# new marine tank, well almost



## dkim1986 (May 29, 2008)

i have just got something i have wanted for a while now, a 125 gallon tank, i currently have 45 gallon saltwater tank that has crushed coral substrate about 20-25 lbs live rock, some little anenomies two big dark red urchins, and a couple tube worm things, i had three fish that i caught, just pin fish, but i recently let them go. for my new tank (which i dont want to set up til i buy a house) i would like a reef tank with maybe eventually a couple fish, but first just start to biuld a reef, the only fish i definatly want is a mandarin dragonette, however i do realize i need to have a good tank for atleast a year before i get the fish with a self sustaining pod population. i also realize that this undertaking will not be cheap, however i am looking for the best way to minimize my set up costs, for lighting and such, but still want products that will work for me long term, i have probably about a year or so to plan, as i want this to go as smoothly as possible my first tank was all trial and error and has been running now for about a year, so my question is what are the best suggestions for filter, reef lighting, canopy, substrate (i want something fine, aragonite or sand) trying to estimate costs so i can start saving, i want to do it right from the begining, any help is great.
Danni


----------



## Fat_Fender_40 (Sep 10, 2007)

I am in the exact same boat as you, except I'm just a few steps ahead. I have been planning mine for a year, also. But I have a 72 Gallon bow front.

How much have you been reading and do you have any books. There are really great if you find the ones for you.

Buy used if you can, you have plenty of time so pass any buy that you don't think is a deal, you will eventually get one.

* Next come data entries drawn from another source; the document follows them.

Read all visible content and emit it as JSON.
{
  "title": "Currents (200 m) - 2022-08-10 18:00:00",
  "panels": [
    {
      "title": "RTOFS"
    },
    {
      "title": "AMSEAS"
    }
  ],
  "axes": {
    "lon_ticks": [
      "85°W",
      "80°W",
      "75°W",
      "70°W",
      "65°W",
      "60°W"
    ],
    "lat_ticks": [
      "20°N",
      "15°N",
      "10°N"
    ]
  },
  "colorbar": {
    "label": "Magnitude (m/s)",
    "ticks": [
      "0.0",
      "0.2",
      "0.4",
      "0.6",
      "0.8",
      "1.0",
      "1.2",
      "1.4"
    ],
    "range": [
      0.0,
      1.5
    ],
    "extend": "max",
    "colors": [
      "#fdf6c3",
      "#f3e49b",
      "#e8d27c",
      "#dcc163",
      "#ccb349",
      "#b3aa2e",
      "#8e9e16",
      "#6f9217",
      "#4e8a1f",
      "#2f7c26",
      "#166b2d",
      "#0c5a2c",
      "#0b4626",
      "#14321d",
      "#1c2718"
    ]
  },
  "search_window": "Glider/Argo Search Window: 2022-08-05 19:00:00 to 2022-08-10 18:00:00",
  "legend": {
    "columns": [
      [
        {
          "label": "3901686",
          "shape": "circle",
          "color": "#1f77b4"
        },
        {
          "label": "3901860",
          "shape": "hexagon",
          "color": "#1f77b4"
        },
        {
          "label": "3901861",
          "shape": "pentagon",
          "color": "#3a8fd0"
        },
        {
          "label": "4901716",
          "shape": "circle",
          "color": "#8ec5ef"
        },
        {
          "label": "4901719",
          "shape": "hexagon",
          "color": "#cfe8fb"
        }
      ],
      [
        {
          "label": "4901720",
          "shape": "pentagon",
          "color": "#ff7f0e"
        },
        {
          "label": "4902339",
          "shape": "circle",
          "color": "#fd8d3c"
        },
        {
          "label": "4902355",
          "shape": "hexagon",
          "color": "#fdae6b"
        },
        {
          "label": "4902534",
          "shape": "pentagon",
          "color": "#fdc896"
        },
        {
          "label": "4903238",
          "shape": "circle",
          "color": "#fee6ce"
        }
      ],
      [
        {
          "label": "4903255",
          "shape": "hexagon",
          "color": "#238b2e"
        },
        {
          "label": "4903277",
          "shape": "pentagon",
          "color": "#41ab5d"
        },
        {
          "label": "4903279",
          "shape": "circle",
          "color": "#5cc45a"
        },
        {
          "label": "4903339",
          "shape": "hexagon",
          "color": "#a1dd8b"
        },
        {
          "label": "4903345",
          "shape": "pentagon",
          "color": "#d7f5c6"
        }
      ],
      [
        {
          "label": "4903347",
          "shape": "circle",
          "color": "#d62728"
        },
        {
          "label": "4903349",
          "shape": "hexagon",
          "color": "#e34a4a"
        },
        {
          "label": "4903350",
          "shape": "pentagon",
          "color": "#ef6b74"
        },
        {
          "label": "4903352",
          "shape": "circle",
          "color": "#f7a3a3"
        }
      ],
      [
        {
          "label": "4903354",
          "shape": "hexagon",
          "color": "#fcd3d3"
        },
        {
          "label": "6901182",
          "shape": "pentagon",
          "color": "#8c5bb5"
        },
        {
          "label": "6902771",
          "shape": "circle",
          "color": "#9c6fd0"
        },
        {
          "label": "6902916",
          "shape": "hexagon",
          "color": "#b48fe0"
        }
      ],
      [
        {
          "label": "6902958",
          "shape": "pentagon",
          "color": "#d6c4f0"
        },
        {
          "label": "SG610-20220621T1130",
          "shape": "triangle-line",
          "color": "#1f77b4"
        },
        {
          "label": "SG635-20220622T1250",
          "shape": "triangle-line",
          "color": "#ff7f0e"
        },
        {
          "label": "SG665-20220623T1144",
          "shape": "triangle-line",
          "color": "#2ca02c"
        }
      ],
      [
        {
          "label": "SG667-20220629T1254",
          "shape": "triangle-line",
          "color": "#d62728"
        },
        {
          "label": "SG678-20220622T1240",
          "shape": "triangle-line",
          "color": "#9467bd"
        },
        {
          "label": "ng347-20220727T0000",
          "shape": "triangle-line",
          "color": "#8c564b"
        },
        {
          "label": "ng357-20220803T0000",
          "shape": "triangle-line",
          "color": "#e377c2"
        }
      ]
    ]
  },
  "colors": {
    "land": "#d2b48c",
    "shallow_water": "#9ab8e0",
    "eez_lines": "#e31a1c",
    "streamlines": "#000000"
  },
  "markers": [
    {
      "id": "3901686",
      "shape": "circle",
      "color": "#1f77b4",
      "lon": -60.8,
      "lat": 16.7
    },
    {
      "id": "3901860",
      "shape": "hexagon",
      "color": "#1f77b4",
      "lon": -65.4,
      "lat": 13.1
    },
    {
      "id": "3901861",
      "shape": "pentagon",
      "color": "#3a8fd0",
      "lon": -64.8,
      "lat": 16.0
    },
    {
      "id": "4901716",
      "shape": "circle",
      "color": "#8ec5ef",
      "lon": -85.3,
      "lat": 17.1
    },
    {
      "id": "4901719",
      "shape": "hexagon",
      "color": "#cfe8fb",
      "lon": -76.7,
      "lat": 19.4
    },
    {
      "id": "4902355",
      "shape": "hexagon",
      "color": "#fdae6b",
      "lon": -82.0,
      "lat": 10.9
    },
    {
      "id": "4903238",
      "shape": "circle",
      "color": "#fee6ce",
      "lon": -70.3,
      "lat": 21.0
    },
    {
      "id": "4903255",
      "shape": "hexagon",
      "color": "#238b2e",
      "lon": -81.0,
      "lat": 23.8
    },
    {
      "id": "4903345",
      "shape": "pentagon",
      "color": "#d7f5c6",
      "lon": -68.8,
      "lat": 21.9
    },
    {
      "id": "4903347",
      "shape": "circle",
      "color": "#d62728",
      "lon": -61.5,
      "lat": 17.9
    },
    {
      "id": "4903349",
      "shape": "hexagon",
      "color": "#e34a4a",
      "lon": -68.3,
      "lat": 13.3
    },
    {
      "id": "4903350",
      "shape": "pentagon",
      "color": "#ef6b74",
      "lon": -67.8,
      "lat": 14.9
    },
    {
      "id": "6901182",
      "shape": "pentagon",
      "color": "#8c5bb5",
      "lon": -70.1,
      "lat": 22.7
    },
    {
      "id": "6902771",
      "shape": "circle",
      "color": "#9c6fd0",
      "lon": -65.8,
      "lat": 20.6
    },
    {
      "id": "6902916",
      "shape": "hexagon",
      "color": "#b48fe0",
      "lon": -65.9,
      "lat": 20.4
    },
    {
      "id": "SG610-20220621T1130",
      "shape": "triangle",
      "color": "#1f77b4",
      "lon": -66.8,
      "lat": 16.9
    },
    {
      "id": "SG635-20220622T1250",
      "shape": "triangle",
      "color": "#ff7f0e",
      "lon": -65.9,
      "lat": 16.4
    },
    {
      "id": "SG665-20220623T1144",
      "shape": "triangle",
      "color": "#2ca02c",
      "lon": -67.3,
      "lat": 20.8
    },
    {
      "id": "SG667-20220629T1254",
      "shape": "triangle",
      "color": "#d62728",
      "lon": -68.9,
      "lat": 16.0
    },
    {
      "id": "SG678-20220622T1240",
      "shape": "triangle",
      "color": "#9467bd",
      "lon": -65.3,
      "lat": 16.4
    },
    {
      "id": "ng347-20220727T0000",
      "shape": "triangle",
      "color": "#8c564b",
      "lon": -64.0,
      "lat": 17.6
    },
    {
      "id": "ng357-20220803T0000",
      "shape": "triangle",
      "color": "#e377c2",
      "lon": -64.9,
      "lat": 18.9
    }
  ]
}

I bought everything off eBay, right now I'm saving money for live rock before I can get going any further.

I paid 225 for my bow front and it came with digital pH meter, Magnum 350 and a bunch of extra goodies not listed in the auction. So my good deal ended becoming a great deal.

Patience and research. 

Is your tank 4ft or 6ft long? That info will help with the pricing other advice.


----------